Another example is when I’ve asked Mrs. Lion to read something I’ve written. When she finishes, she says, “It’s good.” That’s it. I have to probe to get more information. I was looking for a discussion of the characters and how she reacted to what they did. I wanted to know if the story grabbed her. I wanted a book review. “It was good,” feels dismissive to me. Mrs. Lion is a very good writer and reporter. She reads a lot. Like sex, reading my work feels like a chore she does for me. I’m grateful that she does, but I’m not encouraged to ask her again.

From her descriptions of work and the people she interacts with, I know she can be richly descriptive and emotional. The fact that she isn’t with me is very problematic. You know how old people sometimes say that they don’t want to be a burden? I don’t either.

Christmas Eve is here at last. Our turkey breast is defrosting in the fridge. We have the fixings for our Christmas dinner for two. We exchanged gifts earlier. Mrs. Lion got a twelve-inch iPad and I got the smaller one from Santa Lion. We are enjoying our gifts. We upgraded our computers too. Mrs. Lion had been using an old (6 years) HP all-in-one. It was so slow that she could hardly play her SIMS game. She now has a 6-core Dell with lots of memory and a solid-state disk. My computer is the same model but over five years old. I ordered a new one similar to Mrs. Lion’s. My new one will have 8 cores, 32 GB of memory, and a 1TB solid-state disk. If you are technically inclined, all this power is needed to support Photoshop, and get this, MS Word. Word eats up resources with its auto-update feature. While writing, I get frequent stutters. Hopefully, the new box will fix that.

We don’t have a tree. We haven’t had one in years. It seems like too much trouble just for us. One thing we have that has served us very well in the pandemic is our unsociable way of life. We are both very happy with each other’s company and being quarantined is our normal way of life. Tonight, we will snuggle and, if we have any, drink some eggnog. That’s a tradition we have enjoyed since we have been together. We may miss it this year because we don’t go out unless we have to.

The best Christmas gift for me is my life with Mrs. Lion. It seems so improbable that we would have met. We came from different worlds. Thanks to a dating site we connected. I have no idea why she agreed to meet me, but she did. I had absolutely no way of knowing how incredibly well we would fit together. I’ve always been attracted to tomboys. Mrs. Lion is most certainly a tomboy.

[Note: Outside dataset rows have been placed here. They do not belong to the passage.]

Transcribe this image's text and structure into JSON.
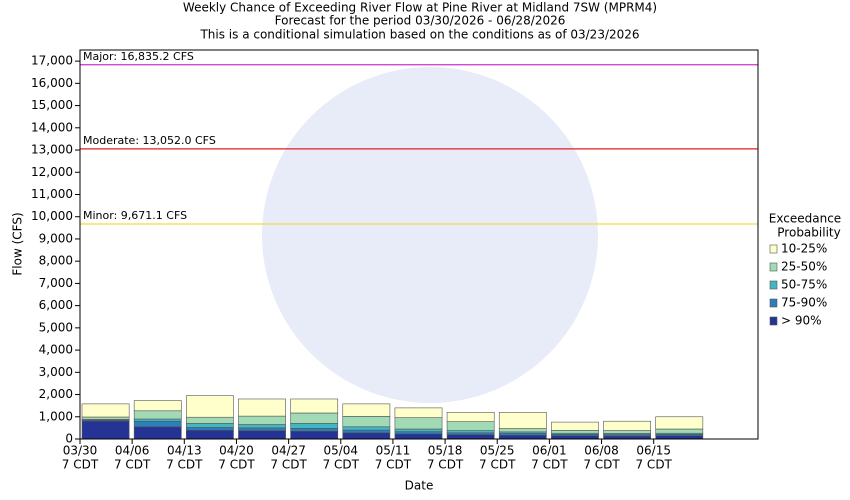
{
  "chart_data": {
    "type": "stacked_bar",
    "title": "Weekly Chance of Exceeding River Flow at Pine River at Midland 7SW (MPRM4)",
    "subtitle": "Forecast for the period 03/30/2026 - 06/28/2026",
    "subtitle2": "This is a conditional simulation based on the conditions as of 03/23/2026",
    "y_label": "Flow (CFS)",
    "x_label": "Date",
    "legend_title": [
      "Exceedance",
      "Probability"
    ],
    "categories": [
      "03/30",
      "04/06",
      "04/13",
      "04/20",
      "04/27",
      "05/04",
      "05/11",
      "05/18",
      "05/25",
      "06/01",
      "06/08",
      "06/15"
    ],
    "category_sublabels": [
      "7 CDT",
      "7 CDT",
      "7 CDT",
      "7 CDT",
      "7 CDT",
      "7 CDT",
      "7 CDT",
      "7 CDT",
      "7 CDT",
      "7 CDT",
      "7 CDT",
      "7 CDT"
    ],
    "series": [
      {
        "name": "> 90%",
        "color": "#253494",
        "values": [
          810,
          550,
          400,
          380,
          350,
          280,
          230,
          200,
          170,
          150,
          140,
          150
        ]
      },
      {
        "name": "75-90%",
        "color": "#2c7fb8",
        "values": [
          40,
          250,
          120,
          120,
          130,
          120,
          100,
          80,
          80,
          60,
          60,
          60
        ]
      },
      {
        "name": "50-75%",
        "color": "#41b6c4",
        "values": [
          30,
          100,
          180,
          150,
          220,
          150,
          120,
          100,
          70,
          50,
          50,
          50
        ]
      },
      {
        "name": "25-50%",
        "color": "#a1dab4",
        "values": [
          110,
          370,
          280,
          380,
          470,
          470,
          510,
          400,
          150,
          130,
          130,
          190
        ]
      },
      {
        "name": "10-25%",
        "color": "#ffffcc",
        "values": [
          590,
          460,
          970,
          770,
          630,
          560,
          440,
          420,
          730,
          370,
          420,
          550
        ]
      }
    ],
    "thresholds": [
      {
        "label": "Major: 16,835.2 CFS",
        "value": 16835.2,
        "color": "#cc33cc"
      },
      {
        "label": "Moderate: 13,052.0 CFS",
        "value": 13052.0,
        "color": "#dd2222"
      },
      {
        "label": "Minor: 9,671.1 CFS",
        "value": 9671.1,
        "color": "#eedd44"
      }
    ],
    "ylim": [
      0,
      17500
    ],
    "yticks": [
      0,
      {
        "value": 1000,
        "label": "1,000"
      },
      {
        "value": 2000,
        "label": "2,000"
      },
      {
        "value": 3000,
        "label": "3,000"
      },
      {
        "value": 4000,
        "label": "4,000"
      },
      {
        "value": 5000,
        "label": "5,000"
      },
      {
        "value": 6000,
        "label": "6,000"
      },
      {
        "value": 7000,
        "label": "7,000"
      },
      {
        "value": 8000,
        "label": "8,000"
      },
      {
        "value": 9000,
        "label": "9,000"
      },
      {
        "value": 10000,
        "label": "10,000"
      },
      {
        "value": 11000,
        "label": "11,000"
      },
      {
        "value": 12000,
        "label": "12,000"
      },
      {
        "value": 13000,
        "label": "13,000"
      },
      {
        "value": 14000,
        "label": "14,000"
      },
      {
        "value": 15000,
        "label": "15,000"
      },
      {
        "value": 16000,
        "label": "16,000"
      },
      {
        "value": 17000,
        "label": "17,000"
      }
    ]
  }
}
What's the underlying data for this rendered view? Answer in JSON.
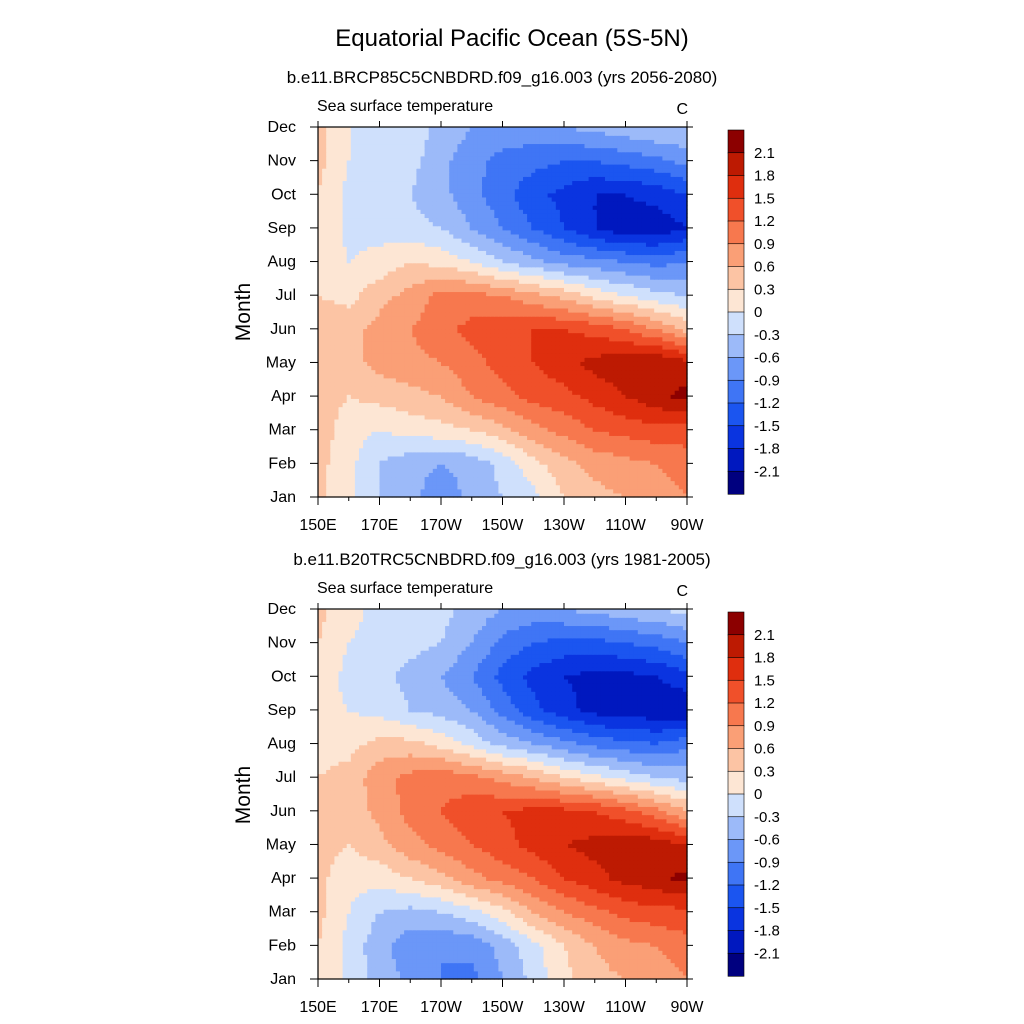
{
  "title": "Equatorial Pacific Ocean (5S-5N)",
  "panels_subtitle_left": "Sea surface temperature",
  "panels_units": "C",
  "ylabel": "Month",
  "colorscale": {
    "levels": [
      -2.1,
      -1.8,
      -1.5,
      -1.2,
      -0.9,
      -0.6,
      -0.3,
      0,
      0.3,
      0.6,
      0.9,
      1.2,
      1.5,
      1.8,
      2.1
    ],
    "level_labels": [
      "-2.1",
      "-1.8",
      "-1.5",
      "-1.2",
      "-0.9",
      "-0.6",
      "-0.3",
      "0",
      "0.3",
      "0.6",
      "0.9",
      "1.2",
      "1.5",
      "1.8",
      "2.1"
    ],
    "colors": [
      "#00007f",
      "#0018bf",
      "#0a34e0",
      "#1b55f0",
      "#3f75f5",
      "#6b97f8",
      "#9cbaf9",
      "#cfe0fc",
      "#fde6d4",
      "#fcc4a4",
      "#fa9f76",
      "#f7784e",
      "#f0502a",
      "#df2e0e",
      "#bd1a02",
      "#8c0000"
    ]
  },
  "chart_data": [
    {
      "type": "heatmap",
      "title": "b.e11.BRCP85C5CNBDRD.f09_g16.003 (yrs 2056-2080)",
      "subtitle": "Sea surface temperature",
      "units": "C",
      "ylabel": "Month",
      "x": [
        150,
        160,
        170,
        180,
        190,
        200,
        210,
        220,
        230,
        240,
        250,
        260,
        270
      ],
      "xticks": [
        150,
        170,
        190,
        210,
        230,
        250,
        270
      ],
      "xtick_labels": [
        "150E",
        "170E",
        "170W",
        "150W",
        "130W",
        "110W",
        "90W"
      ],
      "y": [
        "Jan",
        "Feb",
        "Mar",
        "Apr",
        "May",
        "Jun",
        "Jul",
        "Aug",
        "Sep",
        "Oct",
        "Nov",
        "Dec"
      ],
      "z": [
        [
          0.4,
          0.1,
          -0.3,
          -0.5,
          -0.8,
          -0.5,
          -0.3,
          -0.1,
          0.3,
          0.5,
          0.6,
          0.7,
          0.9
        ],
        [
          0.4,
          0.1,
          -0.3,
          -0.5,
          -0.6,
          -0.5,
          -0.2,
          0.2,
          0.5,
          0.7,
          0.8,
          0.9,
          1.1
        ],
        [
          0.5,
          0.1,
          0.0,
          0.1,
          0.2,
          0.3,
          0.5,
          0.8,
          1.0,
          1.2,
          1.3,
          1.4,
          1.3
        ],
        [
          0.5,
          0.3,
          0.4,
          0.5,
          0.6,
          0.9,
          1.1,
          1.3,
          1.4,
          1.6,
          1.8,
          2.0,
          2.2
        ],
        [
          0.5,
          0.5,
          0.7,
          0.8,
          0.9,
          1.1,
          1.3,
          1.5,
          1.7,
          1.9,
          2.0,
          2.1,
          1.9
        ],
        [
          0.5,
          0.5,
          0.7,
          0.9,
          1.1,
          1.3,
          1.4,
          1.5,
          1.5,
          1.4,
          1.2,
          0.9,
          0.5
        ],
        [
          0.3,
          0.2,
          0.5,
          0.7,
          1.0,
          1.0,
          0.9,
          0.7,
          0.5,
          0.2,
          0.0,
          -0.2,
          -0.3
        ],
        [
          0.3,
          0.0,
          0.1,
          0.3,
          0.2,
          0.0,
          -0.3,
          -0.5,
          -0.7,
          -0.8,
          -0.9,
          -1.0,
          -0.9
        ],
        [
          0.3,
          -0.1,
          -0.1,
          -0.2,
          -0.3,
          -0.6,
          -0.9,
          -1.2,
          -1.5,
          -1.8,
          -2.0,
          -2.0,
          -1.8
        ],
        [
          0.3,
          -0.1,
          -0.2,
          -0.3,
          -0.5,
          -0.8,
          -1.1,
          -1.4,
          -1.6,
          -1.8,
          -1.8,
          -1.7,
          -1.5
        ],
        [
          0.4,
          0.0,
          -0.1,
          -0.2,
          -0.5,
          -0.8,
          -1.0,
          -1.1,
          -1.2,
          -1.2,
          -1.1,
          -1.0,
          -0.8
        ],
        [
          0.4,
          0.0,
          -0.1,
          -0.1,
          -0.4,
          -0.6,
          -0.7,
          -0.7,
          -0.6,
          -0.5,
          -0.4,
          -0.3,
          -0.3
        ]
      ]
    },
    {
      "type": "heatmap",
      "title": "b.e11.B20TRC5CNBDRD.f09_g16.003 (yrs 1981-2005)",
      "subtitle": "Sea surface temperature",
      "units": "C",
      "ylabel": "Month",
      "x": [
        150,
        160,
        170,
        180,
        190,
        200,
        210,
        220,
        230,
        240,
        250,
        260,
        270
      ],
      "xticks": [
        150,
        170,
        190,
        210,
        230,
        250,
        270
      ],
      "xtick_labels": [
        "150E",
        "170E",
        "170W",
        "150W",
        "130W",
        "110W",
        "90W"
      ],
      "y": [
        "Jan",
        "Feb",
        "Mar",
        "Apr",
        "May",
        "Jun",
        "Jul",
        "Aug",
        "Sep",
        "Oct",
        "Nov",
        "Dec"
      ],
      "z": [
        [
          0.3,
          -0.1,
          -0.4,
          -0.7,
          -0.9,
          -1.0,
          -0.6,
          -0.2,
          0.2,
          0.5,
          0.6,
          0.7,
          0.9
        ],
        [
          0.3,
          -0.1,
          -0.5,
          -0.8,
          -0.9,
          -0.8,
          -0.5,
          -0.1,
          0.3,
          0.6,
          0.8,
          0.9,
          1.1
        ],
        [
          0.4,
          0.0,
          -0.3,
          -0.4,
          -0.3,
          -0.1,
          0.2,
          0.6,
          0.9,
          1.1,
          1.3,
          1.4,
          1.4
        ],
        [
          0.4,
          0.1,
          0.1,
          0.3,
          0.5,
          0.8,
          1.0,
          1.2,
          1.5,
          1.7,
          1.9,
          2.0,
          2.2
        ],
        [
          0.4,
          0.3,
          0.5,
          0.8,
          1.0,
          1.2,
          1.4,
          1.6,
          1.8,
          1.9,
          2.0,
          2.0,
          1.8
        ],
        [
          0.4,
          0.4,
          0.7,
          1.0,
          1.2,
          1.4,
          1.5,
          1.6,
          1.6,
          1.5,
          1.3,
          1.0,
          0.6
        ],
        [
          0.3,
          0.4,
          0.8,
          1.0,
          1.1,
          1.0,
          0.8,
          0.6,
          0.3,
          0.1,
          -0.1,
          -0.3,
          -0.4
        ],
        [
          0.2,
          0.2,
          0.4,
          0.4,
          0.2,
          -0.1,
          -0.4,
          -0.6,
          -0.8,
          -1.0,
          -1.1,
          -1.2,
          -1.0
        ],
        [
          0.1,
          0.0,
          -0.1,
          -0.3,
          -0.4,
          -0.6,
          -1.0,
          -1.4,
          -1.7,
          -1.9,
          -2.0,
          -2.0,
          -2.1
        ],
        [
          0.2,
          -0.1,
          -0.2,
          -0.4,
          -0.6,
          -0.9,
          -1.3,
          -1.6,
          -1.8,
          -1.9,
          -1.9,
          -1.8,
          -1.6
        ],
        [
          0.3,
          0.0,
          -0.1,
          -0.2,
          -0.3,
          -0.6,
          -1.0,
          -1.2,
          -1.3,
          -1.3,
          -1.2,
          -1.1,
          -0.9
        ],
        [
          0.4,
          0.1,
          -0.1,
          -0.1,
          -0.2,
          -0.4,
          -0.6,
          -0.7,
          -0.6,
          -0.5,
          -0.4,
          -0.3,
          -0.2
        ]
      ]
    }
  ]
}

She played soccer, loves football, and doesn’t mind getting dirty. She’s also developed into a frighteningly good spanker.

We both make sure that the last words we say to each other are “I love you.” It’s a sort of superstition of mine that if I don’t wake up, those will be the last words we share. It may sound sappy, but I go to sleep each night with a smile on my face. I look forward to waking up on Christmas morning next to the most wonderful gift in the world: my sweet lioness.